Strategic context: growing geopolitical relevance
During the period, a US State Department delegation visited Sovereign’s facilities in Malawi. In January 2026, China tightened export licensing on heavy rare earths such as dysprosium, terbium and yttrium. Against that backdrop, Kasiya’s potential to supply rutile, graphite and monazite to western-aligned markets becomes more compelling. The Traxys MOU under the umbrella of Project Vault underlines this trend.
The good, the bad, and my take
- Positives: tangible DFS progress; IFC collaboration and potential financing involvement; Traxys MOU opening a commercial route for graphite; rare earth by-product discovery with attractive pricing signals; no debt and a solid cash balance to complete the DFS.
- Watch-outs: continued cash burn as DFS and project preparation continue; the offtake with Traxys is non-binding; rare earths upside is not yet quantified; net assets declined as cash was deployed.
Overall, this reads as a strategically stronger story than six months ago. If the DFS lands on time with robust economics, and the company converts MOU-level interest into binding offtakes and a financing plan with IFC and others, Kasiya could be well placed for the next step. The market will want to see concrete recovery data and scale for monazite, plus clarity on the graphite product mix between refractory and batteries.

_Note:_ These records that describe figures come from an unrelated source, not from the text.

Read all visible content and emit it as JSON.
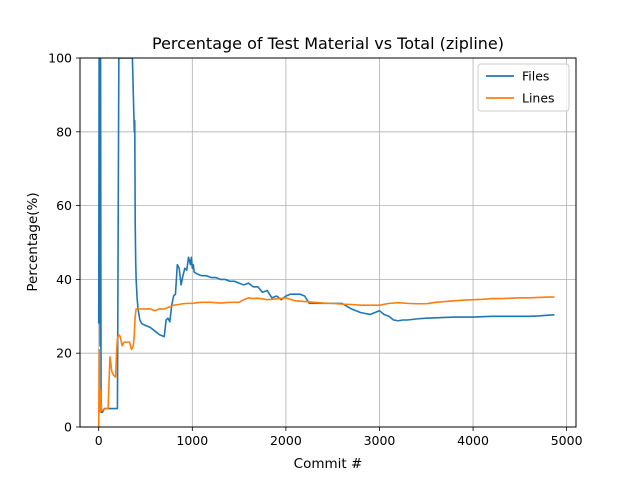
{
  "chart_data": {
    "type": "line",
    "title": "Percentage of Test Material vs Total (zipline)",
    "xlabel": "Commit #",
    "ylabel": "Percentage(%)",
    "xlim": [
      -200,
      5100
    ],
    "ylim": [
      0,
      100
    ],
    "xticks": [
      0,
      1000,
      2000,
      3000,
      4000,
      5000
    ],
    "yticks": [
      0,
      20,
      40,
      60,
      80,
      100
    ],
    "grid": true,
    "legend_position": "top-right",
    "colors": {
      "Files": "#1f77b4",
      "Lines": "#ff7f0e"
    },
    "series": [
      {
        "name": "Files",
        "x": [
          0,
          5,
          10,
          15,
          20,
          25,
          30,
          40,
          60,
          100,
          110,
          120,
          140,
          170,
          200,
          215,
          225,
          235,
          245,
          260,
          300,
          340,
          360,
          370,
          380,
          385,
          390,
          395,
          400,
          410,
          420,
          440,
          460,
          500,
          550,
          600,
          650,
          700,
          720,
          740,
          760,
          780,
          800,
          820,
          840,
          860,
          880,
          900,
          920,
          940,
          960,
          980,
          990,
          1000,
          1010,
          1020,
          1050,
          1100,
          1150,
          1200,
          1250,
          1300,
          1350,
          1400,
          1450,
          1500,
          1550,
          1600,
          1650,
          1700,
          1750,
          1800,
          1850,
          1900,
          1950,
          2000,
          2050,
          2100,
          2150,
          2200,
          2250,
          2300,
          2400,
          2500,
          2600,
          2700,
          2800,
          2900,
          2950,
          3000,
          3050,
          3100,
          3150,
          3200,
          3250,
          3300,
          3400,
          3500,
          3600,
          3700,
          3800,
          3900,
          4000,
          4100,
          4200,
          4300,
          4400,
          4500,
          4600,
          4700,
          4800,
          4870
        ],
        "values": [
          28,
          100,
          100,
          22,
          100,
          8,
          4,
          4,
          5,
          5,
          5,
          5,
          5,
          5,
          5,
          100,
          100,
          100,
          100,
          100,
          100,
          100,
          100,
          90,
          80,
          83,
          55,
          45,
          40,
          35,
          32,
          29,
          28,
          27.5,
          27,
          26,
          25,
          24.5,
          29,
          29.5,
          28.5,
          33,
          35.5,
          36,
          44,
          43,
          38.5,
          41,
          43,
          42.5,
          46,
          44,
          46,
          43,
          44,
          42,
          41.5,
          41,
          41,
          40.5,
          40.5,
          40,
          40,
          39.5,
          39.5,
          39,
          38.5,
          39,
          38,
          38,
          36.5,
          37,
          35,
          35.5,
          34.5,
          35.5,
          36,
          36,
          36,
          35.5,
          33.5,
          33.5,
          33.5,
          33.5,
          33.5,
          32,
          31,
          30.5,
          31,
          31.5,
          30.5,
          30,
          29,
          28.8,
          29,
          29,
          29.3,
          29.5,
          29.6,
          29.7,
          29.8,
          29.8,
          29.8,
          29.9,
          30,
          30,
          30,
          30,
          30,
          30.1,
          30.3,
          30.4
        ]
      },
      {
        "name": "Lines",
        "x": [
          0,
          5,
          10,
          15,
          20,
          25,
          30,
          40,
          60,
          80,
          100,
          120,
          140,
          160,
          180,
          190,
          200,
          215,
          230,
          250,
          260,
          270,
          300,
          330,
          350,
          370,
          380,
          385,
          390,
          400,
          420,
          450,
          500,
          550,
          600,
          650,
          700,
          750,
          800,
          850,
          900,
          950,
          1000,
          1050,
          1100,
          1200,
          1300,
          1400,
          1500,
          1550,
          1600,
          1650,
          1700,
          1800,
          1900,
          2000,
          2100,
          2200,
          2300,
          2400,
          2500,
          2600,
          2700,
          2800,
          2900,
          3000,
          3100,
          3200,
          3300,
          3400,
          3500,
          3600,
          3700,
          3800,
          3900,
          4000,
          4100,
          4200,
          4300,
          4400,
          4500,
          4600,
          4700,
          4800,
          4870
        ],
        "values": [
          0,
          21,
          5,
          4,
          10,
          6,
          4.5,
          4.5,
          4.8,
          5,
          5,
          19,
          15,
          14,
          13.5,
          20,
          24,
          25,
          24.5,
          22,
          22.5,
          23,
          23,
          23,
          21,
          22,
          25,
          28,
          30,
          32,
          32,
          32,
          32,
          32,
          31.5,
          32,
          32,
          32.5,
          33,
          33.2,
          33.4,
          33.5,
          33.5,
          33.7,
          33.8,
          33.8,
          33.6,
          33.8,
          33.8,
          34.5,
          35,
          34.8,
          34.9,
          34.5,
          34.7,
          35,
          34.2,
          34,
          33.8,
          33.6,
          33.5,
          33.3,
          33.2,
          33,
          33,
          33,
          33.5,
          33.7,
          33.5,
          33.4,
          33.4,
          33.8,
          34,
          34.2,
          34.4,
          34.5,
          34.6,
          34.8,
          34.8,
          34.9,
          35,
          35,
          35.1,
          35.2,
          35.2
        ]
      }
    ]
  }
}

What to watch next from Sovereign Metals
- Definitive Feasibility Study completion in the coming months, including integration of IFC Performance Standards.
- Updated Mineral Resource Estimate for Kasiya.
- Further offtaker updates for rutile and graphite, particularly US and allied-nation counterparties.
- Monazite characterisation, recovery rates and potential annual tonnage – the key to sizing the rare earths by-product stream.
- ESIA progress and infrastructure/logistics planning.
In short: more building blocks are dropping into place. Execution through DFS, binding sales, and project financing now take centre stage.